Chaque option — entrypoints, providers, TLS, dashboard, logs ou comportements spécifiques — est définie dans la section command du service Traefik.

Les principaux avantages de cette approche sont :

  • Centralisation complète : configuration et déploiement dans un seul fichier.
  • Versioning simplifié : tout est versionné via Git ou un autre outil de gestion de code.
  • Déploiement reproductible : la configuration est identique sur tous les environnements.
  • Lisibilité immédiate : toutes les options visibles et modifiables directement.

Toute modification nécessite un redémarrage du conteneur pour être appliquée.

Configuration via un fichier YAML

La configuration YAML permet de définir les mêmes options de manière structurée dans un fichier externe.
Elle est souvent utilisée pour les configurations complexes ou pour séparer clairement la configuration du déploiement.

Le fichier YAML est chargé par Traefik au démarrage et nécessite également un redémarrage du conteneur pour appliquer les modifications.

Cette approche présente l’avantage de la lisibilité et de la maintenabilité sur de grandes infrastructures, mais ne centralise pas la configuration avec le déploiement, ce qui peut compliquer le versioning pour certaines équipes.

Déploiement de Traefik

Pour déployer Traefik dans votre environnement Docker, nous avons juste besoin de déployer un conteneur Traefik sur le serveur hôte Docker puis d’ajouter des labels aux conteneurs existant.
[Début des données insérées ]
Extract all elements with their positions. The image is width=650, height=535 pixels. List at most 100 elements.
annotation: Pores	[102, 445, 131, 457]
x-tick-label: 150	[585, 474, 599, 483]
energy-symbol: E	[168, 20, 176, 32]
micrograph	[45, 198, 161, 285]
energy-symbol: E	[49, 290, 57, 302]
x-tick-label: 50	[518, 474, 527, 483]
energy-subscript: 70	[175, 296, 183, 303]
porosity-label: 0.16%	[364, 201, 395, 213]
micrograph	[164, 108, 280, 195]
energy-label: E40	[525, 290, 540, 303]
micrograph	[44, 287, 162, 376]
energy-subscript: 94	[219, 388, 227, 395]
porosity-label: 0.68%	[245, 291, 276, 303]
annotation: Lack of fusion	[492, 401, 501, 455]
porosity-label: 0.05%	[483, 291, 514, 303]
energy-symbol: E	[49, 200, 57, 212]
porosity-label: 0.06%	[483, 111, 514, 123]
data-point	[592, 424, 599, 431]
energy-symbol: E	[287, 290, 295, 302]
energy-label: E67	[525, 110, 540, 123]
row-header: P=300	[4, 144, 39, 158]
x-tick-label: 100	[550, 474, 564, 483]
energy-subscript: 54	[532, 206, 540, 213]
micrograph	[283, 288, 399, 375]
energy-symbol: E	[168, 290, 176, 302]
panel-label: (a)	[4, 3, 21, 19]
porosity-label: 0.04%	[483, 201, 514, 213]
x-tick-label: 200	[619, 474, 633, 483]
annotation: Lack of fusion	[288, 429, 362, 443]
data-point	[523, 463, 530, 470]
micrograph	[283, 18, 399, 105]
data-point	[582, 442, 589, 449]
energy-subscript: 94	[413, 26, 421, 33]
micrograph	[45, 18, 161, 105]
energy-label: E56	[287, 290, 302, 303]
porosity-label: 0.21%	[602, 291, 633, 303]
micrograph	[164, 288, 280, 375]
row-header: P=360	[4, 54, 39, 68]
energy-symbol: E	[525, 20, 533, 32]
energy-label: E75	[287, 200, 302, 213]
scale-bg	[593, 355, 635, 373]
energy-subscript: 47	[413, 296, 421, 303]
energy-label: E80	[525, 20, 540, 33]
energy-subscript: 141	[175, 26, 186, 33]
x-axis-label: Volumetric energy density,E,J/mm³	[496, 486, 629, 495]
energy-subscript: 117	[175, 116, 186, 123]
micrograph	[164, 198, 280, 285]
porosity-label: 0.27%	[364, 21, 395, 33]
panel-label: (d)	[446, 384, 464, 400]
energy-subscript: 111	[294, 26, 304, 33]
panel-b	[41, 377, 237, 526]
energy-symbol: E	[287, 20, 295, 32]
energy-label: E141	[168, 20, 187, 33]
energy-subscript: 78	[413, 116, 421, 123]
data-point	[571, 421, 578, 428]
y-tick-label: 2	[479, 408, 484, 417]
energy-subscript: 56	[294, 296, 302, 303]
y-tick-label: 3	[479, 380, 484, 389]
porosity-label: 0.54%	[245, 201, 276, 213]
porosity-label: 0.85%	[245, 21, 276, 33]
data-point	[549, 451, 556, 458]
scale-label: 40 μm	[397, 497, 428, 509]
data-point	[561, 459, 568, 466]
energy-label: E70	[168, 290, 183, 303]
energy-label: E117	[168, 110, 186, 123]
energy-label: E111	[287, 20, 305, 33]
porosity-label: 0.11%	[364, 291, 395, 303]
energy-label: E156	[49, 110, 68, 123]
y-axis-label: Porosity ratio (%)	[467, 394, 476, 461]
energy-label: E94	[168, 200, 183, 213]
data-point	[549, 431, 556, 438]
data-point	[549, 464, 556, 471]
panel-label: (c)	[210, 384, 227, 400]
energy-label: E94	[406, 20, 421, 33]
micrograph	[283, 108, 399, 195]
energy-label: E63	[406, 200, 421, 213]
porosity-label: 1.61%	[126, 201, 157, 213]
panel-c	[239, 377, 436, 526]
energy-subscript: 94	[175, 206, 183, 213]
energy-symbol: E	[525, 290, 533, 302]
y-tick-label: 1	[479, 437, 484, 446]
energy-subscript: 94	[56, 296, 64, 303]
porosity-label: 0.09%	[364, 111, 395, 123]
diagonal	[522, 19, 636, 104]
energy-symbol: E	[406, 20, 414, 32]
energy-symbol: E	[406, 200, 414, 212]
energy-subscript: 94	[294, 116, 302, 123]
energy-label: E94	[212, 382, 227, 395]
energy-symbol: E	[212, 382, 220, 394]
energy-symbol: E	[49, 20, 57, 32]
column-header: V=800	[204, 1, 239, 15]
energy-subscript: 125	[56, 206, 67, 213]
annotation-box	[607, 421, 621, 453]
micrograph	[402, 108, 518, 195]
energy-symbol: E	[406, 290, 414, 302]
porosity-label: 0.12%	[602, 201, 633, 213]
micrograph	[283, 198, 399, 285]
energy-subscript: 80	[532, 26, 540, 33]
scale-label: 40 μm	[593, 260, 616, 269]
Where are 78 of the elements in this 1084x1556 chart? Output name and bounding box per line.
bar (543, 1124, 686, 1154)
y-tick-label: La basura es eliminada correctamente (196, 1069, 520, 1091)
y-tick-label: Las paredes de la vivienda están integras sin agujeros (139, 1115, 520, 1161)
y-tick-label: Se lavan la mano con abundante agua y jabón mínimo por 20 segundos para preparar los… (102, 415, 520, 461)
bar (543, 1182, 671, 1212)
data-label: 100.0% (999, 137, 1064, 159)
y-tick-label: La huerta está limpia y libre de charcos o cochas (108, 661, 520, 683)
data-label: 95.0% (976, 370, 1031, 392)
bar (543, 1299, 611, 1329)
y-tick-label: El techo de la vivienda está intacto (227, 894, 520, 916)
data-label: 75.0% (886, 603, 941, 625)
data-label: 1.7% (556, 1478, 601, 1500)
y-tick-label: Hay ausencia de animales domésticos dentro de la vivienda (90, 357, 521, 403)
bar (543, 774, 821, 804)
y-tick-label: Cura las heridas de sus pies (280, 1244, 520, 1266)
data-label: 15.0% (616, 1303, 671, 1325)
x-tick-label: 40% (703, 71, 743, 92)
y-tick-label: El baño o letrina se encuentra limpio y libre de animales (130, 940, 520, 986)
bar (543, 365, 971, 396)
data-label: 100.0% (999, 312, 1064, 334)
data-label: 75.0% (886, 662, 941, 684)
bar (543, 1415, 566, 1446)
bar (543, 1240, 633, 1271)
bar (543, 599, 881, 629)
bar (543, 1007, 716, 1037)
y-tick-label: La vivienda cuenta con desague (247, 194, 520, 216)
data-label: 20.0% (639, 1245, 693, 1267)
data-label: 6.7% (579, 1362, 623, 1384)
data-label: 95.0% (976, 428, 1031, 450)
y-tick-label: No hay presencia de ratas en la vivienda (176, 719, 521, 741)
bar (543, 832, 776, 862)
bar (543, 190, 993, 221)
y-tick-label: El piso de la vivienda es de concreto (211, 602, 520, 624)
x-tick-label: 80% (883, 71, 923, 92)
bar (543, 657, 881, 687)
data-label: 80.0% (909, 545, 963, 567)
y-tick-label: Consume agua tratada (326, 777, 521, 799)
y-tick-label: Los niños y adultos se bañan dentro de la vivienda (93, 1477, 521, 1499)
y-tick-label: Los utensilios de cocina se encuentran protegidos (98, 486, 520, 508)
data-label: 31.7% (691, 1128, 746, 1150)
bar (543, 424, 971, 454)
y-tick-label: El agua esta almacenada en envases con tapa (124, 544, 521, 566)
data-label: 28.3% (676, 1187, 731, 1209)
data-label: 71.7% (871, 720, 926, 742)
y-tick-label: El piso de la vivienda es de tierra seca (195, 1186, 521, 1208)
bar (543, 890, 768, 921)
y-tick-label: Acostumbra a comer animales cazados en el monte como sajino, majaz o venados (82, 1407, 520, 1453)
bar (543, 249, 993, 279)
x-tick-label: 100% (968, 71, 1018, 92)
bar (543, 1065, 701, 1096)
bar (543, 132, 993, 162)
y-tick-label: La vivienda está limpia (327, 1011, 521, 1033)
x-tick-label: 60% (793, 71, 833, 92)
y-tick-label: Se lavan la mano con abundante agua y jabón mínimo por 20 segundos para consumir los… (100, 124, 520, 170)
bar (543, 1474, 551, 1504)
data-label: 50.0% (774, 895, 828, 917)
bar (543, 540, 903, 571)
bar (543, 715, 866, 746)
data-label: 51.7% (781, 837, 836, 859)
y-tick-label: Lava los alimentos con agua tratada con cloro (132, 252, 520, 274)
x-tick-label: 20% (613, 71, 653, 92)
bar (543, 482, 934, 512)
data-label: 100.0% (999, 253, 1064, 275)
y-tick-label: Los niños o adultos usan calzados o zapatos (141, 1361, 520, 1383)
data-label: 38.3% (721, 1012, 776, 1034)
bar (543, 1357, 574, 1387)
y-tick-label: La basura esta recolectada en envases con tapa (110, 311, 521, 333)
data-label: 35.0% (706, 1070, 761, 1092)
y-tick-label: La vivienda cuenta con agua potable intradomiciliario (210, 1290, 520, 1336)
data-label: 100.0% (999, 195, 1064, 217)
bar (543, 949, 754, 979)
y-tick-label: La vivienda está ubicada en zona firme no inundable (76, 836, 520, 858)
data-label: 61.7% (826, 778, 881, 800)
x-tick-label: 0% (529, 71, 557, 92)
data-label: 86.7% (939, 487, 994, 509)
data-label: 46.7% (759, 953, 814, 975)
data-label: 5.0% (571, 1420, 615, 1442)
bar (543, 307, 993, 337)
Sur votre serveur, commencer par créer le dossier où vous allez mettre les fichiers du conteneur pour Traefik :

sudo mkdir -p /containers/traefik

Cloner le dossier du dépôt dans le dossier créer précédemment :

cd /containers/traefik
bash <(wget -qO- https://git.rdr-it.com/root/scripts/-/raw/master/Linux/rdr-it/get-docker-compse/get.sh) Traefik

Le dépôt se trouve ici, je vous invite à vous rendre dessus pour lire le README qui explique l’ensemble de la configuration du fichier docker-compose.yml

Clone Traefik repository

Avant de démarrer le service Traefik, il est nécessaire de créer un réseau « Docker » qui sera utilisé pour la communication entre Traefik et les autres conteneurs.

sudo docker network create proxy

Cette commande permet de créer un réseau « Docker » qui se nomme proxy.
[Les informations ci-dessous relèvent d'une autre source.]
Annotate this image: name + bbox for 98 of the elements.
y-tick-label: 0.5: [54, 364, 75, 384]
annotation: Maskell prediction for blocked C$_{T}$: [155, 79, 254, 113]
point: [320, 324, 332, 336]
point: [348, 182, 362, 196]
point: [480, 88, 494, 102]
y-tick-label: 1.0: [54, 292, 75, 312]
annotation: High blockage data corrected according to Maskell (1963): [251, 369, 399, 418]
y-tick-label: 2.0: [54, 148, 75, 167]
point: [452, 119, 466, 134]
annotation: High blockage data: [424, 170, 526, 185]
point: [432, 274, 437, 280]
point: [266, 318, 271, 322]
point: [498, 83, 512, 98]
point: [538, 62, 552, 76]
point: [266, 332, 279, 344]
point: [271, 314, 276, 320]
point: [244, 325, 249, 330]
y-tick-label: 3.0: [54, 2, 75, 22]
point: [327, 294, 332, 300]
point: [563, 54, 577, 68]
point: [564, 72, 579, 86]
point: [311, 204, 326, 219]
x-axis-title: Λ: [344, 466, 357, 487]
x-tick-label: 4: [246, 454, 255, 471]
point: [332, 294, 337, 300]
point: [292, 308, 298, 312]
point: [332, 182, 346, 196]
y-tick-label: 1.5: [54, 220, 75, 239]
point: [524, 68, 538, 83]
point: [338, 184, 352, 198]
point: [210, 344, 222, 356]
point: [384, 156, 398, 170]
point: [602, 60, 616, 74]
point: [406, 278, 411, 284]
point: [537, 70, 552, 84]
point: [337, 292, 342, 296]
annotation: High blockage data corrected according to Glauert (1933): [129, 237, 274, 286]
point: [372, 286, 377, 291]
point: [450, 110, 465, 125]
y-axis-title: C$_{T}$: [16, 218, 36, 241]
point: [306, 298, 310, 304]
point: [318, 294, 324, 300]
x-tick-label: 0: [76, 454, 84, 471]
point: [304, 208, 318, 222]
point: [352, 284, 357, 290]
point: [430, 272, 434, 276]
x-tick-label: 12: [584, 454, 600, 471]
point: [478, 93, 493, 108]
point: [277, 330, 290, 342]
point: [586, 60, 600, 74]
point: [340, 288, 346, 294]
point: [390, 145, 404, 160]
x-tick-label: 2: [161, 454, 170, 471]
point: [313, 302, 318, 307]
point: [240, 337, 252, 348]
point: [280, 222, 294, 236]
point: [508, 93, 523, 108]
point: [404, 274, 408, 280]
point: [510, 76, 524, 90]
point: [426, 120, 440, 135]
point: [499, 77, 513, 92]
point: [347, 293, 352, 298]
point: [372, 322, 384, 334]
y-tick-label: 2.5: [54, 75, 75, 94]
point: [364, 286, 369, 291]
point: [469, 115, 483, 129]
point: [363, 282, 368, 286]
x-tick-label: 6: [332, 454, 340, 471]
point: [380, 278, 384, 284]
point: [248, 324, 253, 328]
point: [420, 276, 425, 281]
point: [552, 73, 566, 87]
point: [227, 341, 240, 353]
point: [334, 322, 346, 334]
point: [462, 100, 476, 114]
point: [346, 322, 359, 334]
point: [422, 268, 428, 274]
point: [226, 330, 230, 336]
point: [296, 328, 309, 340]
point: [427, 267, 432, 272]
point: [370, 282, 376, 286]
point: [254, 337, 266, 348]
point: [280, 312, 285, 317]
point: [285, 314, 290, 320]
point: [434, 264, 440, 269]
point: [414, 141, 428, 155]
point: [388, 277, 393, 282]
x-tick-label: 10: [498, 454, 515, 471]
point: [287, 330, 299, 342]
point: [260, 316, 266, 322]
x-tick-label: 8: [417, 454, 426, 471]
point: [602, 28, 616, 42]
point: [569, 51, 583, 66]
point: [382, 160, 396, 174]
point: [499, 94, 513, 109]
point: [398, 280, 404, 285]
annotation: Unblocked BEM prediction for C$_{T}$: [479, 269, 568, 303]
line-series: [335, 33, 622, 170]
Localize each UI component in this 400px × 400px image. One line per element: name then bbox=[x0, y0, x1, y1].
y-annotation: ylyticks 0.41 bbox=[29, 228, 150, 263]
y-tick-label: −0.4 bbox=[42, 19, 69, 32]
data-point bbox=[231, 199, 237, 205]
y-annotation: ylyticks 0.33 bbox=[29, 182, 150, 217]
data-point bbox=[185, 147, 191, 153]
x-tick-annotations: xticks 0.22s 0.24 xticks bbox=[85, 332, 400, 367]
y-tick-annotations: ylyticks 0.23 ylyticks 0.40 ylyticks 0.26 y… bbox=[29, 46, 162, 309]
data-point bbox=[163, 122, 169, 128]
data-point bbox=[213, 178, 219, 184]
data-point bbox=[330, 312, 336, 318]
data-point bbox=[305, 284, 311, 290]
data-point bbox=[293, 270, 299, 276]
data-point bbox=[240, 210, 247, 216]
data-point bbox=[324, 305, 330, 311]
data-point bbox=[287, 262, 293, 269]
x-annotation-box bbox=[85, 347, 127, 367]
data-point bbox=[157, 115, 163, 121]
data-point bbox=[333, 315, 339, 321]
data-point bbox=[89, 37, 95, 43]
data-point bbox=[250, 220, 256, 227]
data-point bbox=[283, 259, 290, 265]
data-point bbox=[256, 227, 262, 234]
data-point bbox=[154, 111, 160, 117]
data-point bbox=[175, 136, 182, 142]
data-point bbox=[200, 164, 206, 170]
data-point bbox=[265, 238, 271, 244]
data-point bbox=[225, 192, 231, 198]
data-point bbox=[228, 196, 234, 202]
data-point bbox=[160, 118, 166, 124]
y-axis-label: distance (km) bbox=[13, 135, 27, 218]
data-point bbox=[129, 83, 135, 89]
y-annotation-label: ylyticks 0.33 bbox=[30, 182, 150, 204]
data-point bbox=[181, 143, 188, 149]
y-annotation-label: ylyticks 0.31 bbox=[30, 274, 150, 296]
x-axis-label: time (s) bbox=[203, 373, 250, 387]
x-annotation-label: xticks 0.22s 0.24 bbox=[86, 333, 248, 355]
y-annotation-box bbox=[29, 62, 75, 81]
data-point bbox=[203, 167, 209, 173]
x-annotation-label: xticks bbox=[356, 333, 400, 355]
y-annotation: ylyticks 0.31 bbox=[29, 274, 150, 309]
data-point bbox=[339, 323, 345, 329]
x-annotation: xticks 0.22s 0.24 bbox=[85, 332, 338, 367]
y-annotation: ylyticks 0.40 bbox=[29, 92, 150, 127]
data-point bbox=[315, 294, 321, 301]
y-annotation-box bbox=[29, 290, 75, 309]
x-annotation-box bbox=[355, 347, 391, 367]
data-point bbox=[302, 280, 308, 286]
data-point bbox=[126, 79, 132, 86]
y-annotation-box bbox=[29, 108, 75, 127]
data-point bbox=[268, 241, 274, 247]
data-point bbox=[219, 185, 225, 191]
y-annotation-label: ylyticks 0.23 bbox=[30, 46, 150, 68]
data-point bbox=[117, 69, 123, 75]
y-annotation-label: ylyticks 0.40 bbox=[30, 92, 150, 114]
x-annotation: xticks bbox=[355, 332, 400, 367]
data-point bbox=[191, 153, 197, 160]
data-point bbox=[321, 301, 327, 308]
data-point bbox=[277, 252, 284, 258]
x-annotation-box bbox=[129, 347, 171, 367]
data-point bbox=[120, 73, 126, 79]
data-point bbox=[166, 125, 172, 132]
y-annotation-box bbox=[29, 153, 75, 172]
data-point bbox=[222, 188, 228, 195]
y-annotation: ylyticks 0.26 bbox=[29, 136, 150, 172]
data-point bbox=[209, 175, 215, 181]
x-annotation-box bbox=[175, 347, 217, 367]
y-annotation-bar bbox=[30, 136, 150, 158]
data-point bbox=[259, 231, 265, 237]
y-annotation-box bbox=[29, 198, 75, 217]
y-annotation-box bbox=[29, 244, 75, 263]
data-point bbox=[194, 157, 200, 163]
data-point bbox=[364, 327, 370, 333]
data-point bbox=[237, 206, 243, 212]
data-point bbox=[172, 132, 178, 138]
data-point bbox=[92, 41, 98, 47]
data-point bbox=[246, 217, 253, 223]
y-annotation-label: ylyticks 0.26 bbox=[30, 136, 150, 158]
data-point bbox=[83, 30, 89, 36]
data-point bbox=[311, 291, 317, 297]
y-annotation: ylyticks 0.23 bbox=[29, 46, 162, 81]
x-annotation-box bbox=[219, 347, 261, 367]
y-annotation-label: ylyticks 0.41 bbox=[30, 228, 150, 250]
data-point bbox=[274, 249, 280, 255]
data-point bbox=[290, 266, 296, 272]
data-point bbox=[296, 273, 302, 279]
Maintenant, démarrer le conteneur Traefik :

sudo docker compose up -d

Pour vérifier que Traefik est démarré, aller sur son Dashboad http://host-docker:8080.

Depuis la tableau de bord, on peut voir les différents composants que l’on a évoqué au début de ce tutoriel (Router, Middleware …)

Notre reverse proxy Traefik est opérationnel.

Publier des conteneurs à travers Traefik

On va maintenant, voir comment publier des conteneurs en utilisant Traefik.

Avant de commencer, on va mettre publier un conteneur Apache2 que je vais utiliser le long de ce tutoriel.

Voici le fichier docker-compose.yml de mon conteneur Apache2 que l’on aurait sans Traefik :

services:
  apache:
    image: httpd:latest
    ports:
      - 8081:80

Celui ci est basique, je publie le port 80 interne de mon conteneur sur le 8081 de mon hôte Docker, car les ports 80 et 8080 sont déjà utilisés par Traefik.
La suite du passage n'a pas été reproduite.